Hakîkate Ulaşmanın Yolu

TEFEKKÜR

Bir insan hakikate nasıl ulaşabilir?

Her sır, hikmet ve hakîkat Kur’ân’da gizli, her saâdet îmânda zâhirdir. Bu uçsuz bucaksız âlem de gösterir ki; Cenâb-ı Hak, dilerse zerrede ummânı, dilerse ummanda zerreyi gizli kılar veya âşikâr eder.

Bu hakîkatlere istinâden Hazret-i Mevlânâ şöyle buyurur:

“Bir gün bende Allâh Teâlâ’nın nûrunu insanlarda göreyim diye bir arzu uyandı. Sanki denizi damlada, Güneş’i ise zerrede görmek istiyordum…”

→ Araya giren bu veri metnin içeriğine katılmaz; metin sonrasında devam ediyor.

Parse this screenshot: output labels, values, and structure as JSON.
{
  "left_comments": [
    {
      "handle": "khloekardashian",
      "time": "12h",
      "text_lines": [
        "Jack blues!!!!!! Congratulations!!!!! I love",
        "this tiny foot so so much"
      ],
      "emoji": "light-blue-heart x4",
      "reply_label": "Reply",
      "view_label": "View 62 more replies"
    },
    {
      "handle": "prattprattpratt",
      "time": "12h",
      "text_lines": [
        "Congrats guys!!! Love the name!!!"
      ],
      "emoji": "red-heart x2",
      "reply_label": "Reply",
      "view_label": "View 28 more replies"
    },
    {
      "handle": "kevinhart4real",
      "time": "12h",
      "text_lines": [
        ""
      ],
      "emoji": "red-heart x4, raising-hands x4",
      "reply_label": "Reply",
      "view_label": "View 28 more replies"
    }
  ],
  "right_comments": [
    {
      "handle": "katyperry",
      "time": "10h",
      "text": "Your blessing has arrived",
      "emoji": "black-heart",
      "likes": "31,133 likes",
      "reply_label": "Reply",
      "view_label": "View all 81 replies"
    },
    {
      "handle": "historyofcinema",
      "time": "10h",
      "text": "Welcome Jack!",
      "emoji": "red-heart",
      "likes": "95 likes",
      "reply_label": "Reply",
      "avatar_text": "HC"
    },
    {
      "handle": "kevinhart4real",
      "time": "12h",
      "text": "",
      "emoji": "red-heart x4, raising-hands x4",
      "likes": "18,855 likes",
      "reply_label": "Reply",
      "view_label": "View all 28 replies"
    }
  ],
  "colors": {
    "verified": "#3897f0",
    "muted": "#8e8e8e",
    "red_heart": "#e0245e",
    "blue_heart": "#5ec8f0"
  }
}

Bir bakıma hakîkate ulaşma arzu ve iştiyâkını ve hakîkatteki derinliği ifâde eden bu beyânın da ortaya koyduğu gerçek, insanoğlunu zirvelere götürecek en büyük vâsıtanın, hakîkati tefekkür olduğudur. Zîrâ, hakîkate ulaşmanın yegâne vâsıtası, tâbir câizse şah damarı, tefekkür ve tecessüstür.